If a woman gets hammered on liquor to the point of black out drunk, then tries to simply go home via the method she arrived, her car, society condemns her, especially more so the more dire the consequences of this decision. Yet if a woman has even a single sip of alcohol, by the laws of the psychotic, she is immediately a rape victim if she instead chooses to engage sexually with a man. People actually believe this. That to be even slightly drunk is a complete elimination of free will, but somehow if the subsequent actions of this person are actually harmful, not sexual, then we blame the person MORE. Not just driving, but anything, fighting verbally or physically, even merely talking or walking in public there are specific laws with greater punishments for drunk people. But if the drunk woman chooses sex rather than criminality, she's immediately and completely a rape victim.

This is a folly of focusing on causes not effects. It's true SOME rape occurs in the context of a criminal exploiting an inebriated victim, however merely being inebriated is not logically then creating an instant victim, nor is the person having sex with a drunk person an instant rapist, no matter how shrill the voice claiming this to be so. It's an effort to ban every way in which rape may occur. Rather than simply a ban on forced sexual encounters, regardless of circumstance. If you ban the effect, not the cause, you don't need excuses, or justification, and the criminal has none of their own. But better still, you don't need to hang the innocent along with the guilty in casting a wide net. Rather than trying to declare more and more things "rape" in order to prevent it, rape should just be the actual focus and excuses shouldn't be tolerated.

The government governing best and least is wise to follow this principle, to focus on addressing effects, not causes. In the two crimes I mentioned before, in the simple government, you have two laws, 1. Do not drive dangerously, 2. Do not act sexually upon another without consent. Two laws. No caveats. No excuses. To act in the manner that is harmful or violating IS THE CRIME. And there's no debating it. There's no innocents being dragged along. There's no guilty people getting off on technicalities, because instead of hundreds or thousands of laws being written to try to ban all the various nuanced causes, just the thing that is actually the problem is directly addressed.

One might think such a simple law is too simplistic for our justice system-
 Quite the opposite. The entire existence of courts, judges, and juries is perfectly suited to handle simple laws that average people can look at and make rational decisions upon. What befuddles juries, and pisses off judges is nuanced thousand page laws that nobody can quite understand or discern.

In a system that must always favor the deference to innocence, choosing to pass laws on causes not effects is backwards. It makes innocent people of those criminals who fall between the cracks (for example someone high on bath salts while driving because the law hasn't caught up with them yet, so they get off completely), and it makes criminal those innocents who are caught in a wide-cast net (making all sexual activity rape if any alcohol is involved means even two loving consenting married adults who had some wine at dinner, proceed to "rape" each other based on zero tolerance laws).

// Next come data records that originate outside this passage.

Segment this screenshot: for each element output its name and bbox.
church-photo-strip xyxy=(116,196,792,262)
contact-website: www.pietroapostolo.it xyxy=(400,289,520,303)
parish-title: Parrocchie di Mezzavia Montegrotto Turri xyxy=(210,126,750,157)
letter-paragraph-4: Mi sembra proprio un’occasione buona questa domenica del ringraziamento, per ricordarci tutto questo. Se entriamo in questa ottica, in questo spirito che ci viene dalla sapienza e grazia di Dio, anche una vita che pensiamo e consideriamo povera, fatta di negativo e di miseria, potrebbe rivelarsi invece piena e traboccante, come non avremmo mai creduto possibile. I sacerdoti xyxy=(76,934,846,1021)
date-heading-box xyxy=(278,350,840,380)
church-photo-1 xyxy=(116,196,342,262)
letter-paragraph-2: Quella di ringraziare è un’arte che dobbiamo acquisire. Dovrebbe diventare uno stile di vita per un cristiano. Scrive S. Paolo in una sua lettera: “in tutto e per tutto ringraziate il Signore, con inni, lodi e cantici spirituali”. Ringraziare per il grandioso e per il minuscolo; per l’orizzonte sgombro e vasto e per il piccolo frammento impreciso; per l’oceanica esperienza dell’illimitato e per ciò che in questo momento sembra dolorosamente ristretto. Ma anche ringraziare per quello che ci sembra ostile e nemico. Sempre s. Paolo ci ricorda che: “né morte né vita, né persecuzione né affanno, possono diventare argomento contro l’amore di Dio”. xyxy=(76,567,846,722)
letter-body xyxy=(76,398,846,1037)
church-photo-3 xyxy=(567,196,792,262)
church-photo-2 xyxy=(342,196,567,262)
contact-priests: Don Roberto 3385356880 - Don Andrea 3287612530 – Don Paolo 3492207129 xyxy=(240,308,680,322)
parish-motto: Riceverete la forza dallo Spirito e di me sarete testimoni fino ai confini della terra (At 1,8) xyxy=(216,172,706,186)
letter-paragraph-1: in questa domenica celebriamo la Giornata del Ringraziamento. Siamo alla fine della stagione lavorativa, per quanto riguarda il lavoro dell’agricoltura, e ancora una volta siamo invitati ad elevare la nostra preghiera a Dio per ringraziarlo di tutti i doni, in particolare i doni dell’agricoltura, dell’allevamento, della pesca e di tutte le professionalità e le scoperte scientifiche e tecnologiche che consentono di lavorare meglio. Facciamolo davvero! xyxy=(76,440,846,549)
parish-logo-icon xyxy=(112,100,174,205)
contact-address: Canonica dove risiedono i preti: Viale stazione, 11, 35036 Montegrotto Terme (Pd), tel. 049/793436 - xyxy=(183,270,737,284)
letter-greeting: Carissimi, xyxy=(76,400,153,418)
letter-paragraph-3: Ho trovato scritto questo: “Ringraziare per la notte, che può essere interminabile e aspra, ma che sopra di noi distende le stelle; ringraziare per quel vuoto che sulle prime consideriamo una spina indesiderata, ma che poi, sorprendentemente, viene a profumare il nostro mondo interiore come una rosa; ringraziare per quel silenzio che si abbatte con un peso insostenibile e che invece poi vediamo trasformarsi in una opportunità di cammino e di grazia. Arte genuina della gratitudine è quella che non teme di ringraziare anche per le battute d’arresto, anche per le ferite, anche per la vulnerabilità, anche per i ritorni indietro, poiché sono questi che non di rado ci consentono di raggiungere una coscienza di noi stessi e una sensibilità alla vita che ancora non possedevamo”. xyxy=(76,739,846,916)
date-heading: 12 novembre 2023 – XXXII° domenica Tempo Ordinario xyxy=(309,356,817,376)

Even if you can make the excuse that you can go back and re-write and tweak the laws to protect the innocent, you must first harm innocent people to be inspired to do it, then a hell of a lot of legal battling by innocents must ensue, over and over in perpetuity to get the caveats needed. Meanwhile the same must be done to keep catching criminals who exploit the loopholes. Or you could just trust that by criminalizing the actual problem, our massive justice system might be able to handle it just fine. And if the "why" truly has a mitigating or enhancing effect, that reasonable people and precedent in court proceedings can far better deal with the thousands of potential "whys" than thousands of set laws can.